In [12]:
# @title Install the Dependencies and Set Things Up {"display-mode":"form"}
!pip install bertviz -q
import warnings
from transformers import utils
warnings.filterwarnings("ignore", message="`encoder_attention_mask` is deprecated and will be removed in version 4.55.0")
utils.logging.set_verbosity_error() # Suppress verbose output

print("Dependcies are install and we're ready to rock and roll. 🎸")

Dependcies are install and we're ready to rock and roll. 🎸


# Understanding the Attention Mechanism: How Models Focus

**Previously**: You've learned how text becomes tokens and how an **attention mask** tells the model which tokens to ignore (`0`) and which to focus on (`1`).

But how does the model *use* that information to _focus_? The secret is the **attention mechanism**, the engine that allows models to weigh the importance of different words in a sentence.

Think of it like this: when you read the sentence, "The cat sat on the mat," your brain instantly knows that "sat" is related to "cat" (the one doing the sitting) and "mat" (where it sat). The attention mechanism gives models this same ability to understand relationships between words, no matter how far apart they are.

# From Word Embeddings to Contextual Understanding

Before we dive into attention, let's quickly review a key concept or two from our last discussion.

**Tokenization**: We split text into tokens and map them to IDs.

> `"The cat sat"` &rarr; `[101, 1996, 4937, 3323, 102]`

Once we have our tokens, the next step is to create an **embedding**. Each token ID is then mapped to a dense vector of numbers (an **embedding**). This vector represents the word's "meaning" in a multi-dimensional space.

> Initially, the embedding for "bank" is the same in "river bank" and "money bank." This is a problem.

This is where **attention** comes in.
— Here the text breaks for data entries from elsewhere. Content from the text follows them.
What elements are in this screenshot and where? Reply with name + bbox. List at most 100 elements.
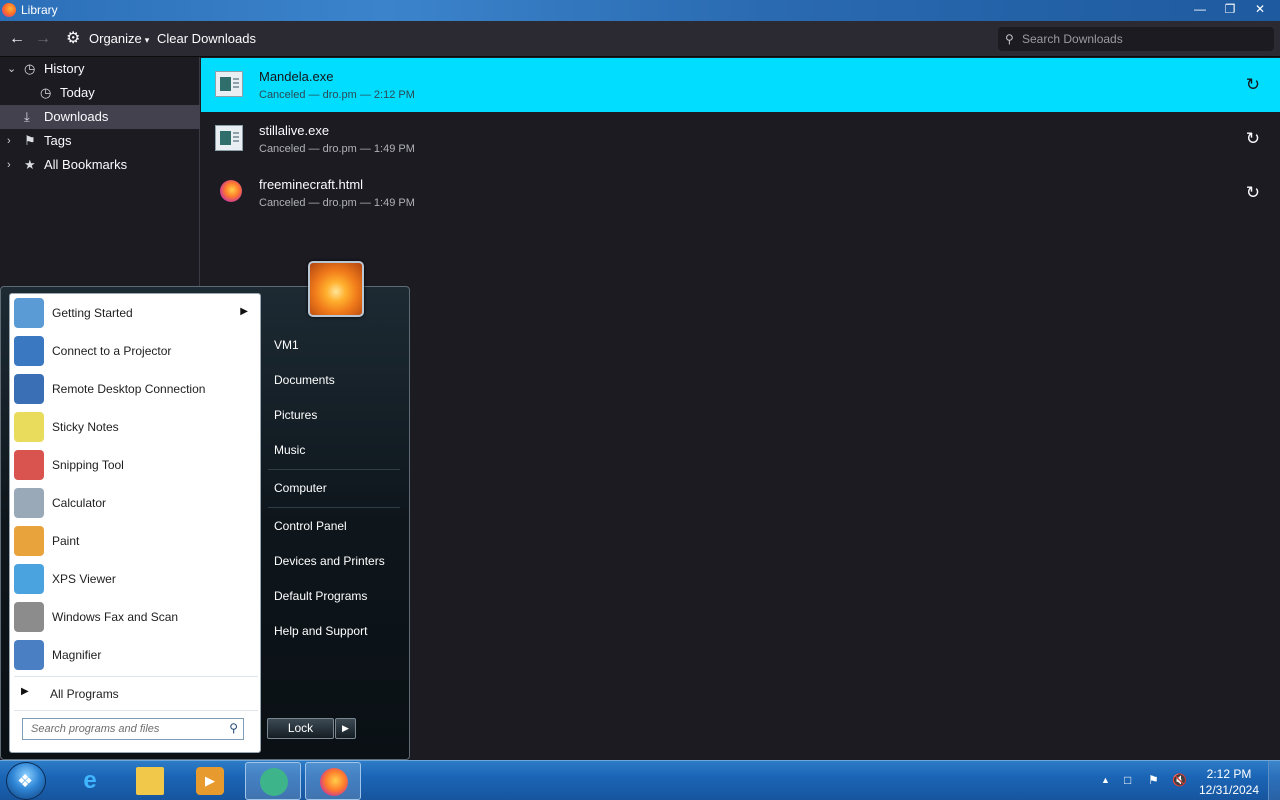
- program-label: Getting Started: [52, 306, 133, 320]
- start-link-music[interactable]: Music: [274, 443, 305, 457]
- sidebar-item-label: History: [44, 61, 85, 76]
- close-button[interactable]: ✕: [1246, 0, 1274, 18]
- program-sticky-notes[interactable]: Sticky Notes: [10, 408, 260, 446]
- start-link-computer[interactable]: Computer: [274, 481, 327, 495]
- taskbar-media-player[interactable]: ▶: [182, 762, 238, 800]
- volume-muted-icon[interactable]: 🔇: [1172, 773, 1187, 787]
- start-link-help-support[interactable]: Help and Support: [274, 624, 367, 638]
- network-icon[interactable]: □: [1124, 773, 1131, 787]
- system-clock[interactable]: 2:12 PM 12/31/2024: [1194, 766, 1264, 798]
- minimize-button[interactable]: —: [1186, 0, 1214, 18]
- program-label: Connect to a Projector: [52, 344, 172, 358]
- sidebar-item-history[interactable]: ⌄ ◷ History: [0, 57, 200, 81]
- show-hidden-icons-icon[interactable]: ▲: [1101, 775, 1110, 785]
- program-paint[interactable]: Paint: [10, 522, 260, 560]
- start-link-control-panel[interactable]: Control Panel: [274, 519, 347, 533]
- divider: [268, 507, 400, 508]
- fax-scanner-icon: [14, 602, 44, 632]
- program-snipping-tool[interactable]: Snipping Tool: [10, 446, 260, 484]
- taskbar-windows-explorer[interactable]: [122, 762, 178, 800]
- start-link-devices-printers[interactable]: Devices and Printers: [274, 554, 385, 568]
- clock-icon: ◷: [24, 61, 36, 76]
- program-label: Windows Fax and Scan: [52, 610, 179, 624]
- start-link-pictures[interactable]: Pictures: [274, 408, 317, 422]
- chevron-right-icon[interactable]: ›: [7, 129, 11, 153]
- download-item[interactable]: Mandela.exe Canceled — dro.pm — 2:12 PM …: [201, 58, 1280, 112]
- start-link-vm1[interactable]: VM1: [274, 338, 299, 352]
- program-calculator[interactable]: Calculator: [10, 484, 260, 522]
- executable-file-icon: [215, 125, 243, 151]
- program-magnifier[interactable]: Magnifier: [10, 636, 260, 674]
- program-xps-viewer[interactable]: XPS Viewer: [10, 560, 260, 598]
- start-button[interactable]: ❖: [6, 762, 46, 800]
- program-label: XPS Viewer: [52, 572, 116, 586]
- program-label: Calculator: [52, 496, 107, 510]
- tag-icon: ⚑: [24, 133, 36, 148]
- search-downloads-placeholder: Search Downloads: [1022, 32, 1123, 46]
- program-fax-and-scan[interactable]: Windows Fax and Scan: [10, 598, 260, 636]
- clear-downloads-button[interactable]: Clear Downloads: [157, 21, 256, 57]
- retry-icon[interactable]: ↻: [1246, 75, 1260, 95]
- divider: [14, 676, 258, 677]
- lock-button[interactable]: Lock: [267, 718, 334, 739]
- taskbar: ❖ e ▶ ▲ □ ⚑ 🔇 2:12 PM 12/31/2024: [0, 760, 1280, 800]
- user-account-picture[interactable]: [308, 261, 364, 317]
- sidebar-item-all-bookmarks[interactable]: › ★ All Bookmarks: [0, 153, 200, 177]
- sidebar-item-downloads[interactable]: ⤓ Downloads: [0, 105, 200, 129]
- action-center-flag-icon[interactable]: ⚑: [1148, 773, 1159, 787]
- all-programs-label: All Programs: [50, 687, 119, 701]
- search-icon: ⚲: [229, 721, 238, 735]
- sidebar-item-label: All Bookmarks: [44, 157, 128, 172]
- library-sidebar: ⌄ ◷ History ◷ Today ⤓ Downloads › ⚑ Tags…: [0, 57, 200, 287]
- taskbar-firefox[interactable]: [305, 762, 361, 800]
- submenu-arrow-icon[interactable]: ▶: [240, 306, 248, 317]
- sidebar-item-label: Downloads: [44, 109, 109, 124]
- sidebar-item-today[interactable]: ◷ Today: [0, 81, 200, 105]
- media-player-icon: ▶: [196, 767, 224, 795]
- shutdown-options-arrow-icon[interactable]: ▶: [335, 718, 356, 739]
- chevron-down-icon[interactable]: ⌄: [7, 57, 16, 81]
- firefox-icon: [320, 768, 348, 796]
- all-programs-button[interactable]: ▶ All Programs: [10, 680, 260, 708]
- library-toolbar: ← → ⚙ Organize ▾ Clear Downloads ⚲ Search…: [0, 21, 1280, 57]
- paint-palette-icon: [14, 526, 44, 556]
- projector-icon: [14, 336, 44, 366]
- program-connect-to-projector[interactable]: Connect to a Projector: [10, 332, 260, 370]
- start-link-documents[interactable]: Documents: [274, 373, 335, 387]
- sidebar-item-label: Today: [60, 85, 95, 100]
- program-remote-desktop[interactable]: Remote Desktop Connection: [10, 370, 260, 408]
- download-status: Canceled — dro.pm — 1:49 PM: [259, 197, 415, 209]
- start-menu-programs-pane: Getting Started ▶ Connect to a Projector…: [9, 293, 261, 753]
- sidebar-item-tags[interactable]: › ⚑ Tags: [0, 129, 200, 153]
- taskbar-internet-explorer[interactable]: e: [62, 762, 118, 800]
- program-label: Snipping Tool: [52, 458, 124, 472]
- search-downloads-input[interactable]: ⚲ Search Downloads: [998, 27, 1274, 51]
- sticky-notes-icon: [14, 412, 44, 442]
- forward-arrow-icon[interactable]: →: [35, 21, 51, 57]
- remote-desktop-icon: [14, 374, 44, 404]
- chevron-right-icon[interactable]: ›: [7, 153, 11, 177]
- gear-icon: ⚙: [66, 30, 81, 47]
- download-filename: stillalive.exe: [259, 123, 330, 138]
- restore-button[interactable]: ❐: [1216, 0, 1244, 18]
- download-filename: freeminecraft.html: [259, 177, 364, 192]
- start-link-default-programs[interactable]: Default Programs: [274, 589, 367, 603]
- download-item[interactable]: stillalive.exe Canceled — dro.pm — 1:49 …: [201, 112, 1280, 166]
- back-arrow-icon[interactable]: ←: [9, 21, 25, 57]
- download-item[interactable]: freeminecraft.html Canceled — dro.pm — 1…: [201, 166, 1280, 220]
- window-title-bar[interactable]: Library — ❐ ✕: [0, 0, 1280, 21]
- search-icon: ⚲: [1005, 32, 1014, 46]
- firefox-html-file-icon: [220, 180, 242, 202]
- download-status: Canceled — dro.pm — 2:12 PM: [259, 89, 415, 101]
- executable-file-icon: [215, 71, 243, 97]
- organize-button[interactable]: Organize ▾: [89, 21, 149, 57]
- scissors-icon: [14, 450, 44, 480]
- program-label: Sticky Notes: [52, 420, 119, 434]
- retry-icon[interactable]: ↻: [1246, 183, 1260, 203]
- taskbar-remote-app[interactable]: [245, 762, 301, 800]
- program-getting-started[interactable]: Getting Started ▶: [10, 294, 260, 332]
- chevron-down-icon: ▾: [144, 35, 150, 45]
- search-programs-input[interactable]: Search programs and files ⚲: [22, 718, 244, 740]
- retry-icon[interactable]: ↻: [1246, 129, 1260, 149]
- show-desktop-button[interactable]: [1268, 761, 1280, 800]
It takes these initial, context-free embeddings and enriches them with information from all other words in the sentence.

# The Core Idea: Queries, Keys, and Values

The attention mechanism works by creating three special vectors for each word's embedding:

1.  **Query (Q)**: What I'm currently looking for (e.g., the current word being processed).
2.  **Key (K)**: What this word has to offer (e.g., a label for another word).
3.  **Value (V)**: The actual information this word provides.

## An Analogy: A Library

Imagine you're researching "artificial intelligence" in a library. (**Fair warning**: I am about to show my age.)
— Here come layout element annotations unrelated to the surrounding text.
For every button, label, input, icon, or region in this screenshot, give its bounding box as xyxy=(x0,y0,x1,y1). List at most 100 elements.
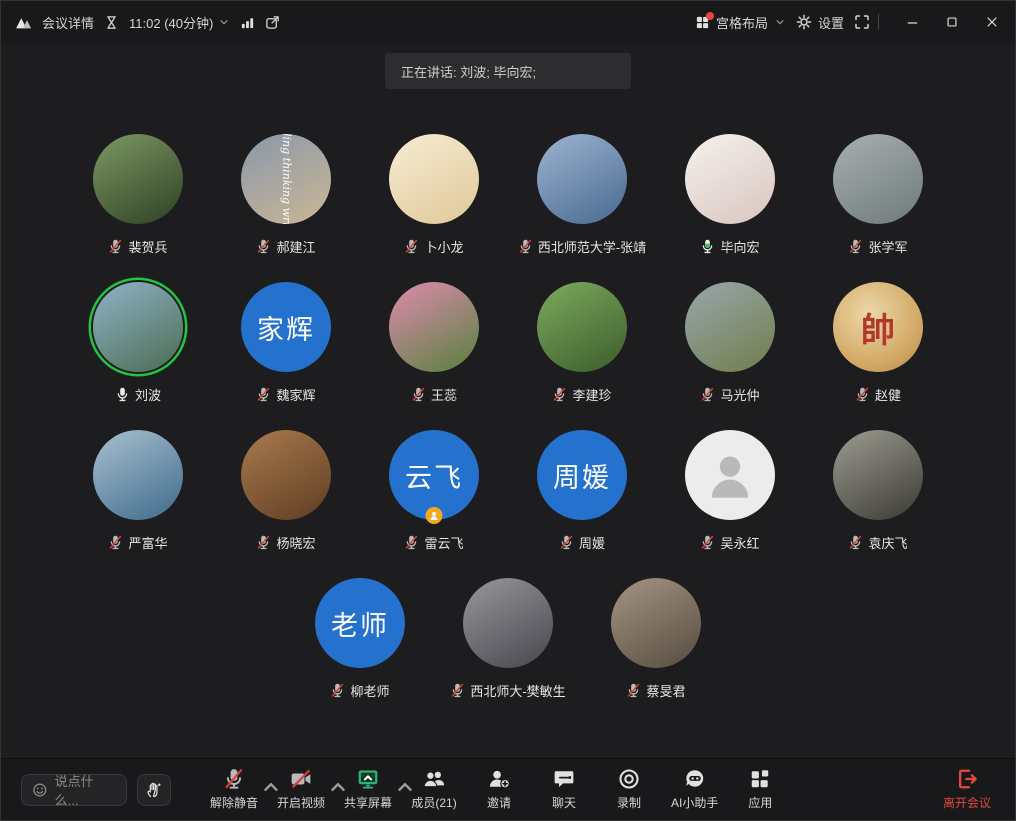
participant-tile[interactable]: 帥 赵健 xyxy=(804,282,952,403)
mic-muted-icon xyxy=(256,239,271,254)
mic-muted-icon xyxy=(855,387,870,402)
mic-muted-icon xyxy=(848,535,863,550)
unmute-label: 解除静音 xyxy=(210,794,258,811)
participant-tile[interactable]: 张学军 xyxy=(804,134,952,255)
participant-tile[interactable]: 王蕊 xyxy=(360,282,508,403)
participant-tile[interactable]: 卜小龙 xyxy=(360,134,508,255)
participant-tile[interactable]: 李建珍 xyxy=(508,282,656,403)
members-button[interactable]: 成员(21) xyxy=(406,768,462,811)
mic-muted-icon xyxy=(223,768,245,790)
mic-muted-icon xyxy=(404,239,419,254)
participant-name: 赵健 xyxy=(875,385,901,404)
participant-name: 西北师大-樊敏生 xyxy=(470,681,565,700)
gear-icon xyxy=(796,14,812,30)
participant-name: 王蕊 xyxy=(431,385,457,404)
timer-chevron-down-icon[interactable] xyxy=(218,16,230,28)
meeting-details-button[interactable]: 会议详情 xyxy=(42,13,94,32)
participant-name: 马光仲 xyxy=(720,385,759,404)
leave-meeting-button[interactable]: 离开会议 xyxy=(939,768,995,811)
participant-name: 雷云飞 xyxy=(424,533,463,552)
quick-chat-input[interactable]: 说点什么... xyxy=(21,774,127,806)
invite-label: 邀请 xyxy=(487,794,511,811)
participant-avatar: 周媛 xyxy=(537,430,627,520)
participant-tile[interactable]: 西北师大-樊敏生 xyxy=(434,578,582,699)
participant-avatar-photo xyxy=(93,430,183,520)
participant-avatar: 老师 xyxy=(315,578,405,668)
participant-avatar: 帥 xyxy=(833,282,923,372)
participant-tile[interactable]: reading thinking writing 郝建江 xyxy=(212,134,360,255)
close-button[interactable] xyxy=(977,8,1007,36)
participant-row: 裴贺兵 reading thinking writing 郝建江 卜小龙 西北师… xyxy=(64,134,952,255)
mic-muted-icon xyxy=(404,535,419,550)
mic-muted-icon xyxy=(108,239,123,254)
participant-avatar-photo xyxy=(833,134,923,224)
participant-name: 吴永红 xyxy=(720,533,759,552)
share-caret-up-icon[interactable] xyxy=(394,776,404,786)
maximize-button[interactable] xyxy=(937,8,967,36)
participant-avatar-photo xyxy=(93,134,183,224)
participant-tile[interactable]: 吴永红 xyxy=(656,430,804,551)
participant-tile[interactable]: 袁庆飞 xyxy=(804,430,952,551)
meeting-window: 会议详情 11:02 (40分钟) 宫格布局 设置 xyxy=(0,0,1016,821)
participant-tile[interactable]: 老师 柳老师 xyxy=(286,578,434,699)
participant-tile[interactable]: 毕向宏 xyxy=(656,134,804,255)
chat-button[interactable]: 聊天 xyxy=(536,768,592,811)
participant-avatar-photo xyxy=(463,578,553,668)
titlebar-divider xyxy=(878,14,879,30)
fullscreen-icon[interactable] xyxy=(854,14,870,30)
badge-person-icon xyxy=(429,510,440,521)
video-button[interactable]: 开启视频 xyxy=(272,768,330,811)
participant-tile[interactable]: 刘波 xyxy=(64,282,212,403)
participant-avatar: 家辉 xyxy=(241,282,331,372)
minimize-button[interactable] xyxy=(897,8,927,36)
apps-button[interactable]: 应用 xyxy=(732,768,788,811)
mic-muted-icon xyxy=(700,387,715,402)
video-caret-up-icon[interactable] xyxy=(327,776,337,786)
participant-avatar-photo xyxy=(611,578,701,668)
participant-tile[interactable]: 严富华 xyxy=(64,430,212,551)
participant-name: 杨晓宏 xyxy=(276,533,315,552)
participant-tile[interactable]: 家辉 魏家辉 xyxy=(212,282,360,403)
layout-button[interactable]: 宫格布局 xyxy=(695,13,786,32)
avatar-role-badge xyxy=(426,507,443,524)
invite-button[interactable]: 邀请 xyxy=(471,768,527,811)
participant-tile[interactable]: 蔡旻君 xyxy=(582,578,730,699)
network-signal-icon[interactable] xyxy=(240,15,255,30)
mic-muted-icon xyxy=(108,535,123,550)
participant-tile[interactable]: 西北师范大学-张靖 xyxy=(508,134,656,255)
apps-icon xyxy=(749,768,771,790)
mic-muted-icon xyxy=(626,683,641,698)
mic-active-icon xyxy=(115,387,130,402)
members-label: 成员(21) xyxy=(411,794,456,811)
avatar-text: 帥 xyxy=(861,303,895,352)
share-screen-icon xyxy=(357,768,379,790)
participant-avatar-photo xyxy=(537,282,627,372)
chat-icon xyxy=(553,768,575,790)
participant-tile[interactable]: 云飞 雷云飞 xyxy=(360,430,508,551)
ai-button[interactable]: AI小助手 xyxy=(666,768,723,811)
share-button[interactable]: 共享屏幕 xyxy=(339,768,397,811)
raise-hand-icon xyxy=(145,781,163,799)
popout-window-icon[interactable] xyxy=(265,15,280,30)
layout-chevron-down-icon xyxy=(774,16,786,28)
participant-tile[interactable]: 裴贺兵 xyxy=(64,134,212,255)
record-button[interactable]: 录制 xyxy=(601,768,657,811)
raise-hand-button[interactable] xyxy=(137,774,171,806)
invite-icon xyxy=(488,768,510,790)
participant-avatar-photo xyxy=(389,134,479,224)
participant-avatar-photo xyxy=(389,282,479,372)
participant-name: 魏家辉 xyxy=(276,385,315,404)
unmute-caret-up-icon[interactable] xyxy=(260,776,270,786)
participant-tile[interactable]: 杨晓宏 xyxy=(212,430,360,551)
settings-button[interactable]: 设置 xyxy=(796,13,844,32)
unmute-button[interactable]: 解除静音 xyxy=(205,768,263,811)
participant-tile[interactable]: 周媛 周媛 xyxy=(508,430,656,551)
participant-name: 严富华 xyxy=(128,533,167,552)
emoji-icon[interactable] xyxy=(32,782,48,798)
participant-tile[interactable]: 马光仲 xyxy=(656,282,804,403)
meeting-grid-area: 正在讲话: 刘波; 毕向宏; 裴贺兵 reading thinking writ… xyxy=(1,43,1015,758)
participant-avatar-photo xyxy=(241,430,331,520)
mic-muted-icon xyxy=(518,239,533,254)
participant-name: 刘波 xyxy=(135,385,161,404)
toolbar-buttons: 解除静音 开启视频 共享屏幕 成员(21) 邀请 聊天 录制 AI小助手 应用 xyxy=(205,768,788,811)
  * Your **Query (Q)** is your research topic: "artificial intelligence."
  * You go to the card catalog. Each book's title is a **Key (K)**. You compare your query to each key to see how well they match.
  * A book titled "A History of AI" is a strong match. A book on "Gardening" is a weak match.
  * The content of the books are the **Values (V)**.
  * You pull out the books that are the best matches (highest attention scores) and blend their information together to get a rich, contextual understanding.

The attention mechanism does this for every single word in the input, allowing the model to learn which other words are most important for understanding its meaning in that specific context.

# Visualizing Attention

Let's use a simple example to see what this looks like. We'll need a model and tokenizer, and then we can visualize the attention scores.

(**Tasting note**: We're going to use the [bertviz](https://github.com/jessevig/bertviz) library to help visualize attention.)

In [13]:
from transformers import AutoTokenizer, AutoModel, utils
from bertviz import head_view # A great library for visualizing attention

model_name = "bert-base-uncased"
tokenizer = AutoTokenizer.from_pretrained(model_name)
model = AutoModel.from_pretrained(model_name, output_attentions=True)

sentence_a = "The cat sat on the mat" #@param {type:"string"}
sentence_b = "The dog played in the park" #@param {type:"string"}

# Tokenize and get model outputs
inputs = tokenizer(sentence_a, sentence_b, return_tensors='pt')
outputs = model(**inputs)
attention = outputs[-1]  # The last output is the attention scores

# Visualize the attention from the [CLS] token
head_view(attention, tokens=tokenizer.convert_ids_to_tokens(inputs['input_ids'][0]))

<IPython.core.display.Javascript object>

Looking at the visualization, we can (hopefully) see strong connections between `cat` and `sat`/`mat`, and between `dog` and `played`/`park`. You'd also see that the model learns to keep the two sentences separate, thanks to the `[SEP]` token.

# In Summary

We started with high-level **Pipelines** to see what models can do, then you dove deep into **Tokenization** to understand how we prepare text for a model to read. We're _killing_ it.

So, now we've covered what an `attention_mask` is, a crucial list of 1s and 0s. You know *what* it does—tells the model which tokens to pay attention to—but not *how* or *why*.

Understanding attention is the key to truly understanding how models like BERT and GPT work. It's how they find relationships between words and generate meaningful text.

AI systems are not magical, but rather complex and elegant systems built on clever principles that you can understand.